Sharon Springs: a faded memory of nature

Danielle and me
Danielle and me

Sometimes you get more than a haircut when you go to get your hair cut.

A few days ago, I got a haircut from Danielle, my favorite hair stylist at Willow’s Dream in Asheville. We talk about children, hers and my granddaughters.

We talk about trips, recipes and husbands. I knew that Rich, her husband, grew up in “upstate New York”, a very large area that can refer to anything outside New York City. But this time, Danielle got more specific: Sharon Springs.

Sharon Springs?? Why did it sound familiar? “Hasidim Jews went there in the summer for the water,” Danielle said “but now the baths and houses are all dilapidated and falling apart.”

And then I remember–that’s where we went in the late 1950s to get out of the New York City heat. My mother rented a cabin in a bungalow colony in the Borscht Belt, well defined on Wikipedia as follows:

a colloquial term for the mostly defunct summer resorts of the Catskill Mountains in upstate New York that were a popular vacation spot for New York City Jews from the 1920s up to the 1970s.

We’d pack clothes and a few pots and pans and take a special bus that went directly to the bungalow colony. We certainly didn’t own a car. That same bus company would take the men, including my father, up there on weekends and return them home on Sunday nights.

This was my mother’s idea of nature. There was more grass and a few more trees than in Brooklyn. But as a 12-year old, there was nothing to do other than to jump in the pool and dodge a bunch of six-year old boys splashing and kicking in the water. The pool was only open a couple of hours a day.

My younger sister and brother had no problem just running around and playing tag or other games which required no equipment. I found it very boring. There were no trails or safe places to walk. Certainly there were no planned activities. I read a lot. One summer, I memorized the calorie tables.

I remember walking into the village a couple of times on a country road against my mother’s protestations. Something could happen to you if you left the confines of the crowded bungalow colony–a “bad” man, a wolf(??) or other unnamed beast. We weren’t in Brooklyn with its street signs, stores and pedestrian-filled sidewalks. We were in “nature”.

I don’t have any pictures; I didn’t get a camera until I bought one in college. So the picture above is of Danielle, the hair stylist, and me.

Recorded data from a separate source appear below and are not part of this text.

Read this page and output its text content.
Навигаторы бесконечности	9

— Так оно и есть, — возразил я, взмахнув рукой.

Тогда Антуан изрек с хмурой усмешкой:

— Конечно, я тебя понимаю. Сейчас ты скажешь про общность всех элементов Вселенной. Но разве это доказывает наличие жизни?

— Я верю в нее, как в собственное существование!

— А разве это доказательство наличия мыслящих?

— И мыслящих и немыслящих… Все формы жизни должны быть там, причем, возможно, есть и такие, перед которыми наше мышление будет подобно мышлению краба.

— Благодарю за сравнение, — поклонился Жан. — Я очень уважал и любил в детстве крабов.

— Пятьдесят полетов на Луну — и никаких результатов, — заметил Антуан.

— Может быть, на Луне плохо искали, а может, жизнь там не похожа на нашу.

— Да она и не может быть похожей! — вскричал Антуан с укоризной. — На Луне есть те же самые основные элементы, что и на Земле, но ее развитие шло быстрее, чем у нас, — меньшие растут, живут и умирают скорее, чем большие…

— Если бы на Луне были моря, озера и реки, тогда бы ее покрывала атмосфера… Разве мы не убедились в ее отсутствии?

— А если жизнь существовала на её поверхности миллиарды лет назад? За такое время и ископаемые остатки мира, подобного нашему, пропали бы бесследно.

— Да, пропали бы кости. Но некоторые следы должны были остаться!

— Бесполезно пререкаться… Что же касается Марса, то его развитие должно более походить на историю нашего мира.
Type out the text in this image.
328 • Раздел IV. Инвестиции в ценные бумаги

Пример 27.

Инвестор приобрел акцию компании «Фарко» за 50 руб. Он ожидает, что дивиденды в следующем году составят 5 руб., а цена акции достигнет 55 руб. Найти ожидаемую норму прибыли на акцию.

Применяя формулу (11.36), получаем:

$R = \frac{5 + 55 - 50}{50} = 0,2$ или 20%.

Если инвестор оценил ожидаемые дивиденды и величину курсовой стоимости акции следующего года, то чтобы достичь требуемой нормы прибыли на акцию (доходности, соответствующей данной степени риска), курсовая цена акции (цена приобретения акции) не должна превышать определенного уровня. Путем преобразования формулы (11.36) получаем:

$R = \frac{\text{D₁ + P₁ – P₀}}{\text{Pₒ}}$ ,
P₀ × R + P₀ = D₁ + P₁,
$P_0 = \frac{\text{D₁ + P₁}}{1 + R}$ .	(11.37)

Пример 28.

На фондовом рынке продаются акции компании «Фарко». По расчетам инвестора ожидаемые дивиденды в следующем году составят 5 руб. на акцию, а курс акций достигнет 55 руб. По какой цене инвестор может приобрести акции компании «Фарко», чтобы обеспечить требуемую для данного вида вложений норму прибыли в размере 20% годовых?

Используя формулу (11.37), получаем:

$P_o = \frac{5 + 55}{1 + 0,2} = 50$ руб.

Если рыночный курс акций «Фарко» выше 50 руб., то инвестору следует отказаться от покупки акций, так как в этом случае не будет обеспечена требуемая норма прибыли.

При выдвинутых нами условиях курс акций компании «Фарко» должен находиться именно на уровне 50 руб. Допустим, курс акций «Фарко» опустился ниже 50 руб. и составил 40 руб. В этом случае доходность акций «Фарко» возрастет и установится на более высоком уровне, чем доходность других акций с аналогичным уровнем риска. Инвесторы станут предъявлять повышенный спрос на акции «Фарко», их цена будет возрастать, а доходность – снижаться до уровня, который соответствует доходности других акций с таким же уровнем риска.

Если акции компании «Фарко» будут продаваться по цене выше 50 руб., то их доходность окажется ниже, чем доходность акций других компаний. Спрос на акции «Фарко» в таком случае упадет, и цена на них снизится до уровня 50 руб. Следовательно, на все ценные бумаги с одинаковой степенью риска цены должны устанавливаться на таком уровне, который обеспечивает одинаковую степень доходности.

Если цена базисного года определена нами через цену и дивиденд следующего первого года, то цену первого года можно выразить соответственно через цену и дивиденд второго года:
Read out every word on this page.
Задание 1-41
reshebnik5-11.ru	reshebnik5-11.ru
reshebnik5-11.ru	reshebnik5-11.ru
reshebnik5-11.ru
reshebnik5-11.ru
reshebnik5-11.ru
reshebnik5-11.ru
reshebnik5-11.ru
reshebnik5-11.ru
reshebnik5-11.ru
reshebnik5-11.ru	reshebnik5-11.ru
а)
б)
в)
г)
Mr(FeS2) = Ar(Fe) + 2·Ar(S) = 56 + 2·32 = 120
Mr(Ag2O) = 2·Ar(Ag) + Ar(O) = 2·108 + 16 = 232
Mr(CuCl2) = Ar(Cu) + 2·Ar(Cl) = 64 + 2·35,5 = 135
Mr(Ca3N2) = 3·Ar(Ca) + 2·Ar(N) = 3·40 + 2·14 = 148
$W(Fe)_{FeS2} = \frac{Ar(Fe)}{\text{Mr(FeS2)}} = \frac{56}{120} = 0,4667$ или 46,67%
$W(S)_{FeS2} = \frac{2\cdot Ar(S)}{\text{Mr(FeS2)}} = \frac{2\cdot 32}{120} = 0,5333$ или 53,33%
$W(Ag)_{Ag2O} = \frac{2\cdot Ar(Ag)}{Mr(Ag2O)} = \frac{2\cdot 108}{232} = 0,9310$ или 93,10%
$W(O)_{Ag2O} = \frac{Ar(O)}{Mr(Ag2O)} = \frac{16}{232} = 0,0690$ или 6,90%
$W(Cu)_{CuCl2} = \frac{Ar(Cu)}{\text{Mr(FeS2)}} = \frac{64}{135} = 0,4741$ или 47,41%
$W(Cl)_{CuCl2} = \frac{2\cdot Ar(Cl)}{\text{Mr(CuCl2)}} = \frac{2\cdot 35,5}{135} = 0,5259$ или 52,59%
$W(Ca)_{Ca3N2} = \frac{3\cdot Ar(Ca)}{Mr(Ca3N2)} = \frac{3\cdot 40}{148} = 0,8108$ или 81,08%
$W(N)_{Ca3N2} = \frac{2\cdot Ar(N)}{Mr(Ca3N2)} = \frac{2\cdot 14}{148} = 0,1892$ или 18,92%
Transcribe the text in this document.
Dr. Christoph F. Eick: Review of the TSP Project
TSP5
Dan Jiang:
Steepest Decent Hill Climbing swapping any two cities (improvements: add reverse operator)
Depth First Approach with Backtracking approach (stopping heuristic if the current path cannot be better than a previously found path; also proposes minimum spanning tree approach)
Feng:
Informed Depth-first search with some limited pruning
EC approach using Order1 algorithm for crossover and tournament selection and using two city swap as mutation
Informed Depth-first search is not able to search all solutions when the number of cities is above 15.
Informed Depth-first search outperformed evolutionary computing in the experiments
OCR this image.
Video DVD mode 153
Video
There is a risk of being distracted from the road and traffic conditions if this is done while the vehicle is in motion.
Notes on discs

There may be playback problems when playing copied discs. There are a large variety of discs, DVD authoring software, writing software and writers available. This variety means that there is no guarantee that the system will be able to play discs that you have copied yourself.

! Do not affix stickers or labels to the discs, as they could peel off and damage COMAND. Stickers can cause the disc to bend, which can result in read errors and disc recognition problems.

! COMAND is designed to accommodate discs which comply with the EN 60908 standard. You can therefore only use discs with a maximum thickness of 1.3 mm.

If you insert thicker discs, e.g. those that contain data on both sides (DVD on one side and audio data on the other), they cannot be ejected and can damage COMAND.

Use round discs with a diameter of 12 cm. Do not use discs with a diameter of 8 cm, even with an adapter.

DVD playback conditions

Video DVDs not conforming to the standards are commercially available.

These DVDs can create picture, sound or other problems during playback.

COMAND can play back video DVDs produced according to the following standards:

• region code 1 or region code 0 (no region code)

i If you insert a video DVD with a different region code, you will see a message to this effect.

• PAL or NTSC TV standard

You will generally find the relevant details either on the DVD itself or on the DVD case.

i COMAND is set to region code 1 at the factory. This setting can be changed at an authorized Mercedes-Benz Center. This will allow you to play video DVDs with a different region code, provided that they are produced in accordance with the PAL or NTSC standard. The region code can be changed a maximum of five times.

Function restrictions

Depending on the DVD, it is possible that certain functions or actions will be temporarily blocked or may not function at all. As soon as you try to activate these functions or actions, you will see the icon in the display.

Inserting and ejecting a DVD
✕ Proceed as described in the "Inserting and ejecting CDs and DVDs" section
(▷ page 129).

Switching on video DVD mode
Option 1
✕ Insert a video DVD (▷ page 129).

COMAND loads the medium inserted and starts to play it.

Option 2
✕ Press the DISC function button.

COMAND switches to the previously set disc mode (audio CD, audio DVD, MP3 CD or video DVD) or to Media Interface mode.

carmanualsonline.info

Now when I search for “Sharon Springs” “bungalow colonies”, I learn that these abandoned bungalow colonies are a subject of academic research.  I think I spent three summers being dragged up to Sharon Springs. Judging from the web, these bungalow colony summers created great memories for some people. They talk about horseback riding and other activities but we didn’t horses in the basic place, I went to.

Years later, when Lenny and I became passionate hikers, I discovered a completely different part of the New York Catskills. We joined the Catskill 3500 club and set out to hike the 35 peaks in the Catskill mountains over 3,500 feet. Though the altitude seems puny compared to the South Beyond 6000, the Catskill mountains are rocky. The club, at that time, also encouraged members to hike them all in the winter, which we did.

All in all, a far cry from Sharon Springs.